Was this the time to tell him? They had waited five years. The child lived, the child thrived. And no one knew of his existence beyond a sworn secret handful in the palace. “But your majesty,” Geng said.

“What?” Xuantong was irritated.

“But your majesty has a son.”

Xuantong stared. “Bie shuo,” he said, Don’t talk like that.

Geng Tie stood trembling. “Your majesty has a son,” he said again. “We have kept him hidden in the Court of Quiet Virtue. Forgive us, your loyal slaves. We sought only to preserve him. He is healthy, ready for schooling. His milk name is Huobu.”

And so Xuantong had flown, his silk-encrusted robes flapping. He leapt over stones and potted plants, the eunuchs fluttering in a line behind him. He raced from his living quarters to the far northwestern corner of the palace, to the remote court shaded with a lace-leafed elm. Over the sill, around the spirit wall. There was a boy, right in front of him, eyes wide and face as round and tight-skinned as a plum. The nursemaids around him fell to the ground in reverence.

“Who was it?” he gasped to Geng Tie, now lurching up behind him.

Geng Tie understood. He meant the woman. “It was a little slave from Guizhou,” he answered. “Right after Spring Festival six years ago. We hid her in this court until she delivered.”

Vaguely, Xuantong recalled the encounter. He had been walking back to his quarters from an audience with his ministers. His retainers walked a short distance behind. He surprised a girl with a covered bowl stepping out of an arched gateway. Their eyes met and there was an insouciant smile to her, a careless light of laughter, until she realized who he was and froze. He found this diverting. She set the bowl on the sill and made to lower herself to koutou, but he stepped close to her and stopped her. He didn’t want a reverence from her. Instead, he parted her skirts and slid one hand between her legs. He could feel her trembling. After a minute he pulled her skirts all the way up. He lifted her a few inches to sit on the edge of the stone wall, and he favored her, without thinking about it, opening her jacket to play with her at the same time. It only took a few minutes. The eunuchs stood back on the stone path, watching.

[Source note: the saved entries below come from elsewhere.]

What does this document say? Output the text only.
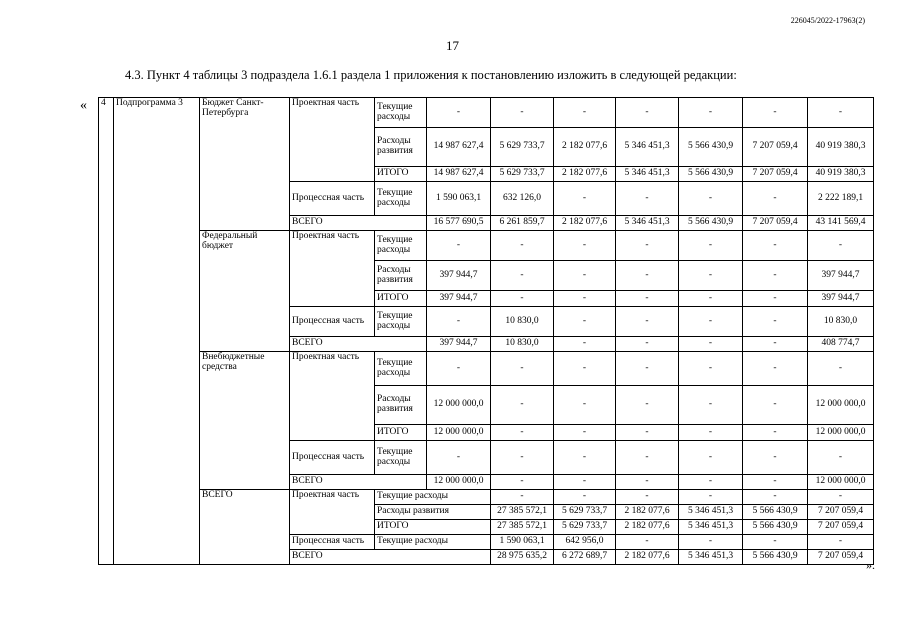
226045/2022-17963(2)
17
4.3. Пункт 4 таблицы 3 подраздела 1.6.1 раздела 1 приложения к постановлению изложить в следующей редакции:
«
».
4	Подпрограмма 3	Бюджет Санкт-Петербурга	Проектная часть	Текущие расходы	-	-	-	-	-	-	-	
				Расходы развития	14 987 627,4	5 629 733,7	2 182 077,6	5 346 451,3	5 566 430,9	7 207 059,4	40 919 380,3	
				ИТОГО	14 987 627,4	5 629 733,7	2 182 077,6	5 346 451,3	5 566 430,9	7 207 059,4	40 919 380,3	
			Процессная часть	Текущие расходы	1 590 063,1	632 126,0	-	-	-	-	2 222 189,1	
			ВСЕГО		16 577 690,5	6 261 859,7	2 182 077,6	5 346 451,3	5 566 430,9	7 207 059,4	43 141 569,4	
		Федеральный бюджет	Проектная часть	Текущие расходы	-	-	-	-	-	-	-	
				Расходы развития	397 944,7	-	-	-	-	-	397 944,7	
				ИТОГО	397 944,7	-	-	-	-	-	397 944,7	
			Процессная часть	Текущие расходы	-	10 830,0	-	-	-	-	10 830,0	
			ВСЕГО		397 944,7	10 830,0	-	-	-	-	408 774,7	
		Внебюджетные средства	Проектная часть	Текущие расходы	-	-	-	-	-	-	-	
				Расходы развития	12 000 000,0	-	-	-	-	-	12 000 000,0	
				ИТОГО	12 000 000,0	-	-	-	-	-	12 000 000,0	
			Процессная часть	Текущие расходы	-	-	-	-	-	-	-	
			ВСЕГО		12 000 000,0	-	-	-	-	-	12 000 000,0	
		ВСЕГО	Проектная часть	Текущие расходы		-	-	-	-	-	-	
				Расходы развития		27 385 572,1	5 629 733,7	2 182 077,6	5 346 451,3	5 566 430,9	7 207 059,4	
				ИТОГО		27 385 572,1	5 629 733,7	2 182 077,6	5 346 451,3	5 566 430,9	7 207 059,4	
			Процессная часть	Текущие расходы		1 590 063,1	642 956,0	-	-	-	-	
			ВСЕГО			28 975 635,2	6 272 689,7	2 182 077,6	5 346 451,3	5 566 430,9	7 207 059,4	
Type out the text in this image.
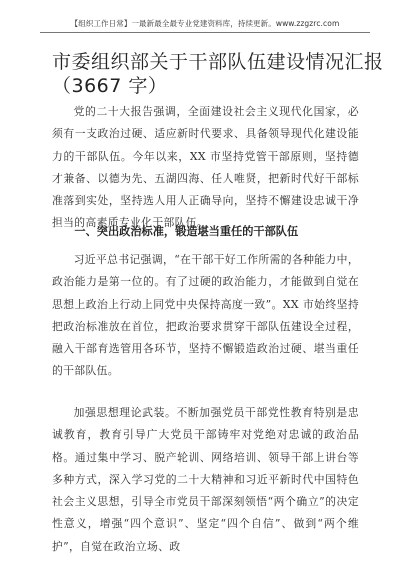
【组织工作日常】一最新最全最专业党建资料库，持续更新。www.zzgzrc.com
市委组织部关于干部队伍建设情况汇报
（3667 字）

党的二十大报告强调，全面建设社会主义现代化国家，必须有一支政治过硬、适应新时代要求、具备领导现代化建设能力的干部队伍。今年以来，XX 市坚持党管干部原则，坚持德才兼备、以德为先、五湖四海、任人唯贤，把新时代好干部标准落到实处，坚持选人用人正确导向，坚持不懈建设忠诚干净担当的高素质专业化干部队伍。

一、突出政治标准，锻造堪当重任的干部队伍

习近平总书记强调，“在干部干好工作所需的各种能力中，政治能力是第一位的。有了过硬的政治能力，才能做到自觉在思想上政治上行动上同党中央保持高度一致”。XX 市始终坚持把政治标准放在首位，把政治要求贯穿干部队伍建设全过程，融入干部育选管用各环节，坚持不懈锻造政治过硬、堪当重任的干部队伍。

加强思想理论武装。不断加强党员干部党性教育特别是忠诚教育，教育引导广大党员干部铸牢对党绝对忠诚的政治品格。通过集中学习、脱产轮训、网络培训、领导干部上讲台等多种方式，深入学习党的二十大精神和习近平新时代中国特色社会主义思想，引导全市党员干部深刻领悟“两个确立”的决定性意义，增强“四个意识”、坚定“四个自信”、做到“两个维护”，自觉在政治立场、政
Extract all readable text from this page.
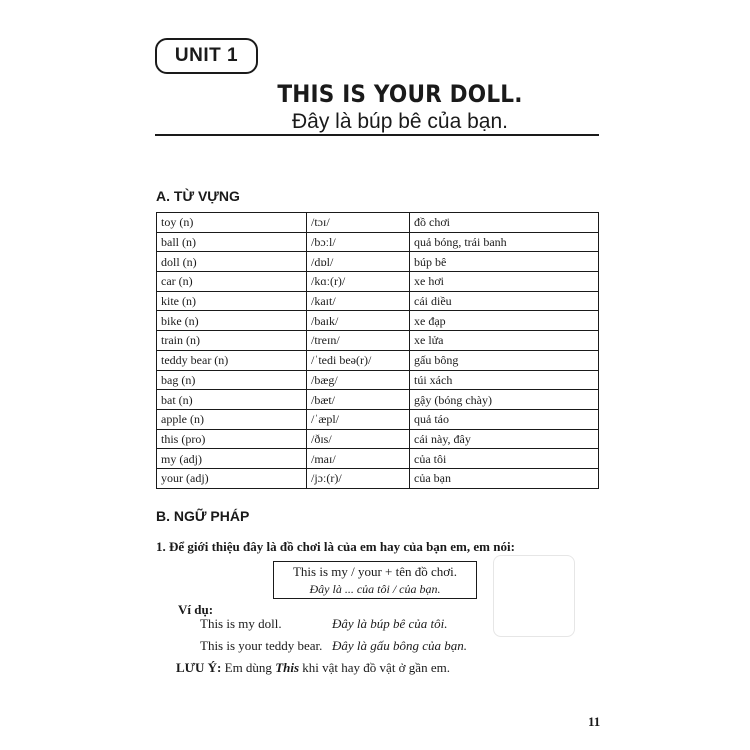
UNIT 1
THIS IS YOUR DOLL.
Đây là búp bê của bạn.
A. TỪ VỰNG
toy (n)	/tɔɪ/	đồ chơi
ball (n)	/bɔːl/	quả bóng, trái banh
doll (n)	/dɒl/	búp bê
car (n)	/kɑː(r)/	xe hơi
kite (n)	/kaɪt/	cái diều
bike (n)	/baɪk/	xe đạp
train (n)	/treɪn/	xe lửa
teddy bear (n)	/ˈtedi beə(r)/	gấu bông
bag (n)	/bæg/	túi xách
bat (n)	/bæt/	gậy (bóng chày)
apple (n)	/ˈæpl/	quả táo
this (pro)	/ðɪs/	cái này, đây
my (adj)	/maɪ/	của tôi
your (adj)	/jɔː(r)/	của bạn
B. NGỮ PHÁP
1. Để giới thiệu đây là đồ chơi là của em hay của bạn em, em nói:
This is my / your + tên đồ chơi.
Đây là ... của tôi / của bạn.
Ví dụ:
This is my doll.	Đây là búp bê của tôi.
This is your teddy bear. Đây là gấu bông của bạn.
LƯU Ý: Em dùng This khi vật hay đồ vật ở gần em.
11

A quick pleasure with a slave. He had forgotten it. “Does she still live?”

The eunuch nodded.

“Elevate her rank. And the child…” Xuantong considered. Continue to keep him a secret, or name him crown prince right away? He had a son!

Now, approaching the Temple of Heaven, he felt connected to all the earth for the first time. He watched the pale iridescence come alive on the marble under the rising sun. Flawless, he thought. As perfect as the sacred porcelains waiting on the altars within: the red, yellow, blue, and white, colors of the sun, the earth, heaven, and the moon. Perfect as his paintings, his jades and bronzes, but most especially his porcelains. Porcelain lived forever. And the potters at Jingdezhen were doing magnificent work, the best since the reign of Xuande. He was about to commission them to make a set of wine cups, in honor of his son. The prince.